機械式時計との一体感
機械式時計は、内部構造が見えるつくりになっているものが多くあります。その様々な部品が連動して、1つの時計を動かしている様子は見ていて何とも味わい深く、美しいものではないでしょうか。中でも、手巻き式時計は、自動巻きムーブメントが組み込まれていないため、その内部構造がより見えやすくなっていることが少なくありません。そして、その精密な部品の連なりを、自分自身の手でゼンマイを巻き上げることで動かし始めるという時計との一体感は、機械式時計でなくては体感し得ません。また、手巻き式時計はゼンマイを必ず巻き上げなくてはなりませんが、そのひと手間は、愛用者にとっては面倒であるどころか、日々の習慣となり、ますます愛着を抱かせるものではないでしょうか。
手元から響く緻密な音
機械式時計をつけていると、ふと耳元に手を近づけたときに、時計の音が聞こえることがあります。
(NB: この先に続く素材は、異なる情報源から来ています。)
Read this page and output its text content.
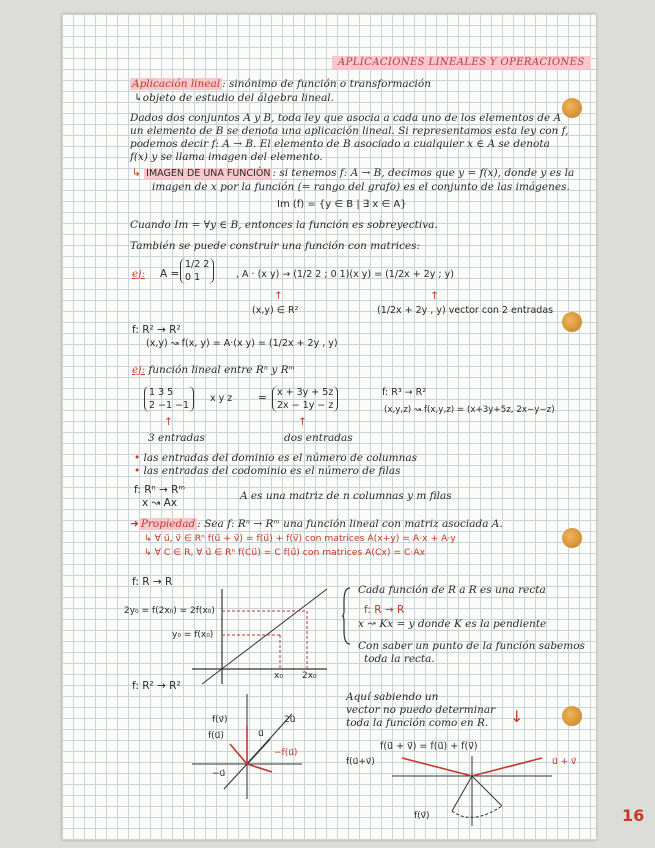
APLICACIONES LINEALES Y OPERACIONES
Aplicación lineal : sinónimo de función o transformación
↳objeto de estudio del álgebra lineal.
Dados dos conjuntos A y B, toda ley que asocia a cada uno de los elementos de A
un elemento de B se denota una aplicación lineal. Si representamos esta ley con f,
podemos decir f: A → B. El elemento de B asociado a cualquier x ∈ A se denota
f(x) y se llama imagen del elemento.
↳ IMAGEN DE UNA FUNCIÓN : si tenemos f: A → B, decimos que y = f(x), donde y es la
imagen de x por la función (= rango del grafo) es el conjunto de las imágenes.
Im (f) = {y ∈ B | ∃ x ∈ A}
Cuando Im = ∀y ∈ B, entonces la función es sobreyectiva.
También se puede construir una función con matrices:
ej: A =
1/2 2
0 1	, A · (x y) → (1/2 2 ; 0 1)(x y) = (1/2x + 2y ; y)
(x,y) ∈ R²	(1/2x + 2y , y) vector con 2 entradas
↑	↑
f: R² → R²
(x,y) ↝ f(x, y) = A·(x y) = (1/2x + 2y , y)
ej: función lineal entre Rⁿ y Rᵐ
1 3 5
2 −1 −1
x y z = x + 3y + 5z
2x − 1y − z
↑	↑
3 entradas	dos entradas
f: R³ → R²
(x,y,z) ↝ f(x,y,z) = (x+3y+5z, 2x−y−z)
• las entradas del dominio es el número de columnas
• las entradas del codominio es el número de filas
f: Rⁿ → Rᵐ
x ↝ Ax
A es una matriz de n columnas y m filas
➜ Propiedad : Sea f: Rⁿ → Rᵐ una función lineal con matriz asociada A.
↳ ∀ u⃗, v⃗ ∈ Rⁿ f(u⃗ + v⃗) = f(u⃗) + f(v⃗) con matrices A(x+y) = A·x + A·y
↳ ∀ C ∈ R, ∀ u⃗ ∈ Rⁿ f(Cu⃗) = C f(u⃗) con matrices A(Cx) = C·Ax
f: R → R
2y₀ = f(2x₀) = 2f(x₀)
y₀ = f(x₀)
x₀ 2x₀
Cada función de R a R es una recta
f: R → R
x ↝ Kx = y donde K es la pendiente
Con saber un punto de la función sabemos
toda la recta.
f: R² → R²
f(v⃗)	2u⃗
f(u⃗)	u⃗
−f(u⃗)
−u⃗
Aquí sabiendo un
vector no puedo determinar
toda la función como en R. ↓
f(u⃗ + v⃗) = f(u⃗) + f(v⃗)
f(u⃗+v⃗)	u⃗ + v⃗
f(v⃗)	16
静かな空間では、耳元でなくても、微かにその音が聞こえてくることもあるはずです。この音は、秒針が動くことのその奥にある、繊細で緻密な部品の営みを感じさせるものではないでしょうか。クオーツ式の時計では、あまり得られない感覚かもしれません。たとえ、つけていることを意識させないほどに腕に馴染んだ時計であっても、また、時計を見ていないときであっても、意図せず持ち主にその存在を感じさせてくれる音は、時計に対する愛おしさをきっと改めて感じさせてくれる瞬間になるはずです。何といっても、その耳に優しく響く音の心地良さは、機械式時計ならではの味わい深さではないでしょうか。